The budget Barre City voters will consider on Town Meeting Day does not fund the position of Assistant Cemetery Director and members of the Cemetery Committee are warning that cut could cost the city more than it saves.
The over $11 million general fund budget Barre City voters will consider March 3 is the result of months of number crunching, which started with a survey. The survey asked residents to prioritize services in order to help the budget committee make some tough funding choices in a tight budget year. The resulting budget cut $240,438 in personnel expenses, including one position the city's Cemetery Committee says is essential. This week the Cemetery Committee drafted a letter to to the Barre City Council defending the position of Assistant Director of Cemeteries.

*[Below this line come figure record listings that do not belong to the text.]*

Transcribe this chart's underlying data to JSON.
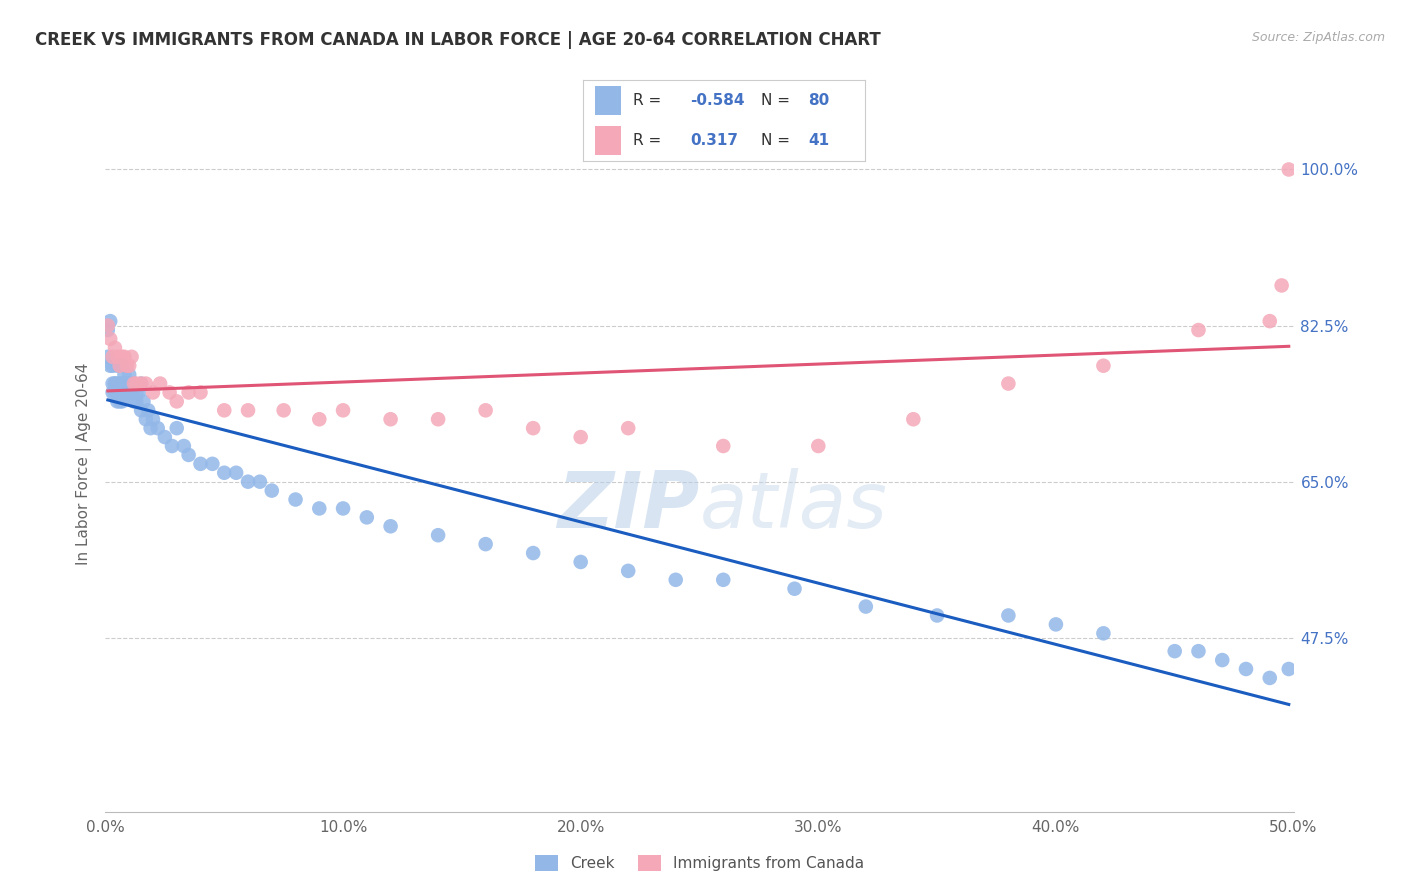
{
  "title": "CREEK VS IMMIGRANTS FROM CANADA IN LABOR FORCE | AGE 20-64 CORRELATION CHART",
  "source": "Source: ZipAtlas.com",
  "ylabel": "In Labor Force | Age 20-64",
  "xlim": [
    0.0,
    0.5
  ],
  "ylim": [
    0.28,
    1.06
  ],
  "xtick_labels": [
    "0.0%",
    "10.0%",
    "20.0%",
    "30.0%",
    "40.0%",
    "50.0%"
  ],
  "xtick_vals": [
    0.0,
    0.1,
    0.2,
    0.3,
    0.4,
    0.5
  ],
  "right_ytick_vals": [
    0.475,
    0.65,
    0.825,
    1.0
  ],
  "right_ytick_labels": [
    "47.5%",
    "65.0%",
    "82.5%",
    "100.0%"
  ],
  "R_creek": -0.584,
  "N_creek": 80,
  "R_canada": 0.317,
  "N_canada": 41,
  "creek_color": "#93b8e8",
  "canada_color": "#f4a8b8",
  "creek_line_color": "#1a5cbf",
  "canada_line_color": "#e05575",
  "watermark_zip": "ZIP",
  "watermark_atlas": "atlas",
  "creek_x": [
    0.001,
    0.001,
    0.002,
    0.002,
    0.003,
    0.003,
    0.003,
    0.004,
    0.004,
    0.004,
    0.005,
    0.005,
    0.005,
    0.005,
    0.006,
    0.006,
    0.006,
    0.007,
    0.007,
    0.007,
    0.007,
    0.008,
    0.008,
    0.008,
    0.009,
    0.009,
    0.01,
    0.01,
    0.01,
    0.011,
    0.011,
    0.012,
    0.012,
    0.013,
    0.013,
    0.014,
    0.015,
    0.015,
    0.016,
    0.017,
    0.018,
    0.019,
    0.02,
    0.022,
    0.025,
    0.028,
    0.03,
    0.033,
    0.035,
    0.04,
    0.045,
    0.05,
    0.055,
    0.06,
    0.065,
    0.07,
    0.08,
    0.09,
    0.1,
    0.11,
    0.12,
    0.14,
    0.16,
    0.18,
    0.2,
    0.22,
    0.24,
    0.26,
    0.29,
    0.32,
    0.35,
    0.38,
    0.4,
    0.42,
    0.45,
    0.46,
    0.47,
    0.48,
    0.49,
    0.498
  ],
  "creek_y": [
    0.82,
    0.79,
    0.83,
    0.78,
    0.78,
    0.76,
    0.75,
    0.76,
    0.75,
    0.76,
    0.78,
    0.76,
    0.75,
    0.74,
    0.76,
    0.75,
    0.74,
    0.78,
    0.76,
    0.75,
    0.74,
    0.77,
    0.76,
    0.75,
    0.76,
    0.75,
    0.77,
    0.76,
    0.75,
    0.76,
    0.75,
    0.76,
    0.74,
    0.75,
    0.74,
    0.75,
    0.76,
    0.73,
    0.74,
    0.72,
    0.73,
    0.71,
    0.72,
    0.71,
    0.7,
    0.69,
    0.71,
    0.69,
    0.68,
    0.67,
    0.67,
    0.66,
    0.66,
    0.65,
    0.65,
    0.64,
    0.63,
    0.62,
    0.62,
    0.61,
    0.6,
    0.59,
    0.58,
    0.57,
    0.56,
    0.55,
    0.54,
    0.54,
    0.53,
    0.51,
    0.5,
    0.5,
    0.49,
    0.48,
    0.46,
    0.46,
    0.45,
    0.44,
    0.43,
    0.44
  ],
  "canada_x": [
    0.001,
    0.002,
    0.003,
    0.004,
    0.005,
    0.006,
    0.007,
    0.008,
    0.009,
    0.01,
    0.011,
    0.012,
    0.013,
    0.015,
    0.017,
    0.02,
    0.023,
    0.027,
    0.03,
    0.035,
    0.04,
    0.05,
    0.06,
    0.075,
    0.09,
    0.1,
    0.12,
    0.14,
    0.16,
    0.18,
    0.2,
    0.22,
    0.26,
    0.3,
    0.34,
    0.38,
    0.42,
    0.46,
    0.49,
    0.495,
    0.498
  ],
  "canada_y": [
    0.825,
    0.81,
    0.79,
    0.8,
    0.79,
    0.78,
    0.79,
    0.79,
    0.78,
    0.78,
    0.79,
    0.76,
    0.76,
    0.76,
    0.76,
    0.75,
    0.76,
    0.75,
    0.74,
    0.75,
    0.75,
    0.73,
    0.73,
    0.73,
    0.72,
    0.73,
    0.72,
    0.72,
    0.73,
    0.71,
    0.7,
    0.71,
    0.69,
    0.69,
    0.72,
    0.76,
    0.78,
    0.82,
    0.83,
    0.87,
    1.0
  ]
}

"This new budget should not be the first nail in Hope Cemetery's coffin." - Barre Cemetery Committee
"While we understand that the City Council is preparing a tight budget with a minimal tax impact, eliminating this position will cost the city more than it saves," the committee's letter states. "The position of Assistant Director of Cemeteries and Parks is essential to Barre’s brand. Hope and Elmwood cemeteries and the granite quarries attract thousands of visitors each year. These tourists and visitors expect to see the cemeteries to be groomed and beautiful. We worry that, with the elimination of this position, the quality of the City’s cemeteries will degrade. Maintaining the quality of our cemeteries is already a struggle. This new budget should not be the first nail in Hope Cemetery’s coffin."
Cemetery Committee member Daniel Barlow noted the Assistant Director of Cemeteries is "the only position dedicated to maintaining the city’s cemeteries, overseeing burials and determine if new stones and monuments meet the strict requirements to be buried in the city’s cemeteries."

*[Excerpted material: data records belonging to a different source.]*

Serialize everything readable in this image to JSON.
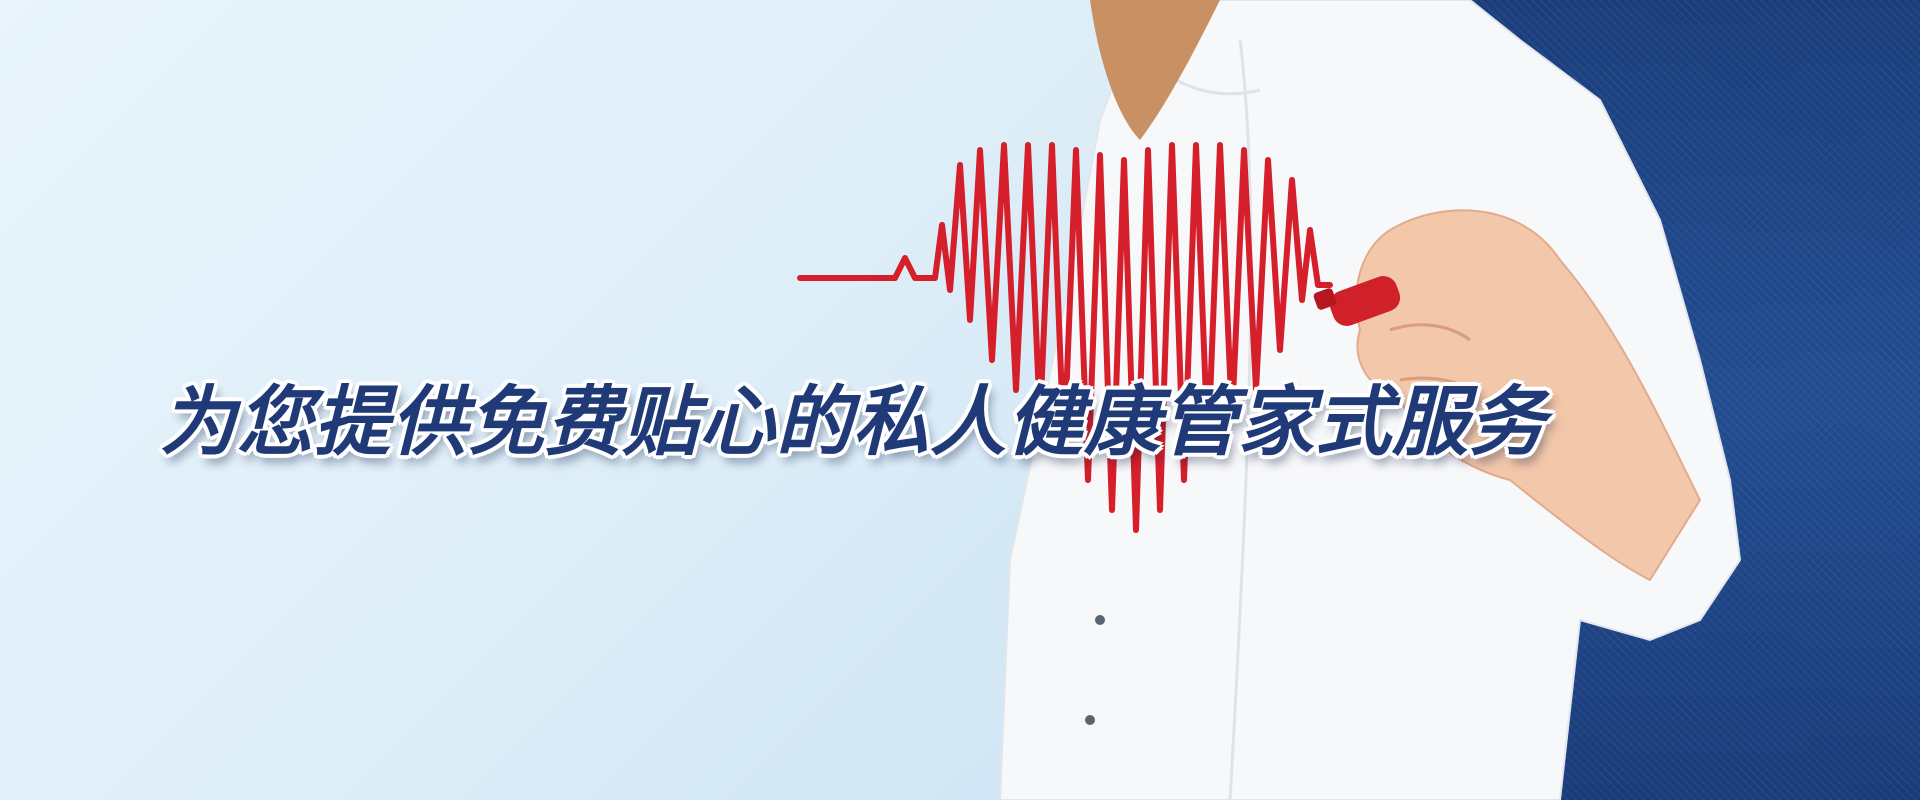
{
  "banner": {
    "headline": "为您提供免费贴心的私人健康管家式服务"
  },
  "colors": {
    "background_light": "#e3f0f9",
    "panel_blue": "#1f4688",
    "heartbeat_red": "#d51f2a",
    "headline_text": "#203a78"
  },
  "icons": {
    "heartbeat": "heart-ecg-line",
    "marker": "red-marker-pen"
  }
}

If the position is eliminated, Barlow said the job responsibilities will be split among other members of the city’s Parks Department. He said he is concerned that, while capable, those employees don’t have the specific expertise to complete tasks such as determining whether a new gravestone is made from Barre granite.
In its letter to the City Council, the Cemetery Committee pledged to work with the council to "make the case to voters that this budget, and the position of Assistant Cemetery Director, are valuable and worth supporting."
In the survey completed by 147 residents last fall, the Cemetery Department ranked next-to-last, only above the Assessor's Office, when respondents were asked to prioritize city departments in order of importance. However when respondents were asked to list services that should be added, at least once person responded the city needs to better maintain the cemeteries.